1. ¹Mycobacterial Research Programme, Centenary Institute, Newtown, New South Wales, Australia
2. ²Discipline of Medicine, Central Clinical School, University of Sydney, Sydney, Australia

Correspondence: Dr B Saunders, Mycobacterial Research Programme, Centenary Institute, Locked Bag No 6, Newtown, 2042 New South Wales, Australia. E-mail: b.saunders@centenary.usyd.edu.au

Received 3 November 2006; Revised 7 November 2006; Accepted 8 November 2006; Published online 9 January 2007.

Abstract

During tuberculosis (TB) infection, the granuloma provides the microenvironment in which antigen-specific T cells colocate with and activate infected macrophages to inhibit the growth of Mycobacterium tuberculosis.
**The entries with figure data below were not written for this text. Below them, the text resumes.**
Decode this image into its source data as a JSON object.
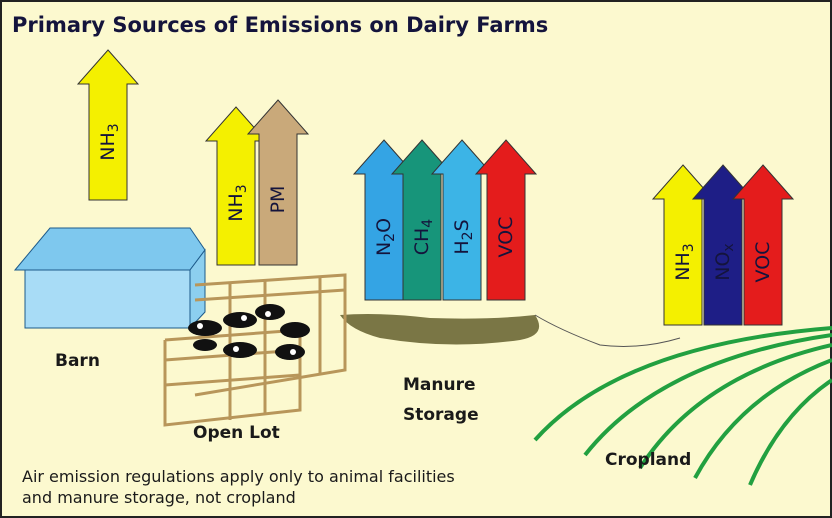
{
  "title": "Primary Sources of Emissions on Dairy Farms",
  "arrows": [
    {
      "parts": [
        {
          "text": "NH"
        },
        {
          "sub": "3"
        }
      ]
    },
    {
      "parts": [
        {
          "text": "NH"
        },
        {
          "sub": "3"
        }
      ]
    },
    {
      "parts": [
        {
          "text": "PM"
        }
      ]
    },
    {
      "parts": [
        {
          "text": "N"
        },
        {
          "sub": "2"
        },
        {
          "text": "O"
        }
      ]
    },
    {
      "parts": [
        {
          "text": "CH"
        },
        {
          "sub": "4"
        }
      ]
    },
    {
      "parts": [
        {
          "text": "H"
        },
        {
          "sub": "2"
        },
        {
          "text": "S"
        }
      ]
    },
    {
      "parts": [
        {
          "text": "VOC"
        }
      ]
    },
    {
      "parts": [
        {
          "text": "NH"
        },
        {
          "sub": "3"
        }
      ]
    },
    {
      "parts": [
        {
          "text": "NO"
        },
        {
          "sub": "x"
        }
      ]
    },
    {
      "parts": [
        {
          "text": "VOC"
        }
      ]
    }
  ],
  "labels": {
    "barn": "Barn",
    "open_lot": "Open Lot",
    "manure_storage": [
      "Manure",
      "Storage"
    ],
    "cropland": "Cropland"
  },
  "note": [
    "Air emission regulations apply only to animal facilities",
    "and manure storage, not cropland"
  ]
}
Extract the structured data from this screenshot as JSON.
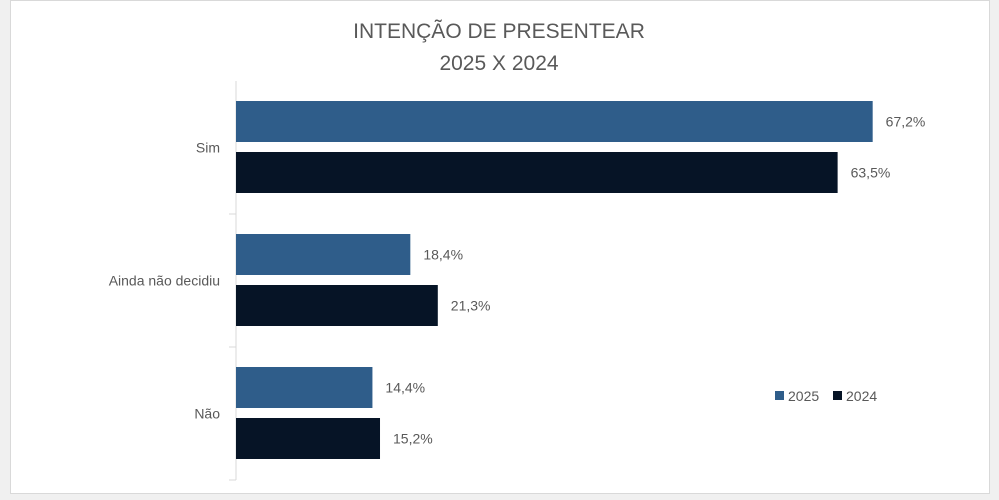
{
  "chart_data": {
    "type": "bar",
    "orientation": "horizontal",
    "title": "INTENÇÃO DE PRESENTEAR",
    "subtitle": "2025 X 2024",
    "categories": [
      "Sim",
      "Ainda não decidiu",
      "Não"
    ],
    "series": [
      {
        "name": "2025",
        "values": [
          67.2,
          18.4,
          14.4
        ],
        "labels": [
          "67,2%",
          "18,4%",
          "14,4%"
        ],
        "color": "#2F5D8A"
      },
      {
        "name": "2024",
        "values": [
          63.5,
          21.3,
          15.2
        ],
        "labels": [
          "63,5%",
          "21,3%",
          "15,2%"
        ],
        "color": "#061426"
      }
    ],
    "xlim": [
      0,
      78
    ],
    "unit": "%",
    "grid": false,
    "legend": "bottom-right"
  }
}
Although the granuloma is the site for mycobacterial killing, virulent mycobacteria have developed a variety of mechanisms to resist this macrophage-mediated killing. These surviving mycobacteria become dormant, however, if host cellular immunity or the signals maintaining granuloma structure wane, or if mycobacteria resume replication, leading to reactivation of TB. This balance of life and death applies not only to the mycobacterium but also to the host macrophages that may undergo apoptosis or necrosis, leading to the characteristic caseous necrosis within the granuloma, and the potential spread of TB infection. The immunological factors controlling the development and maintenance of the granuloma will be reviewed.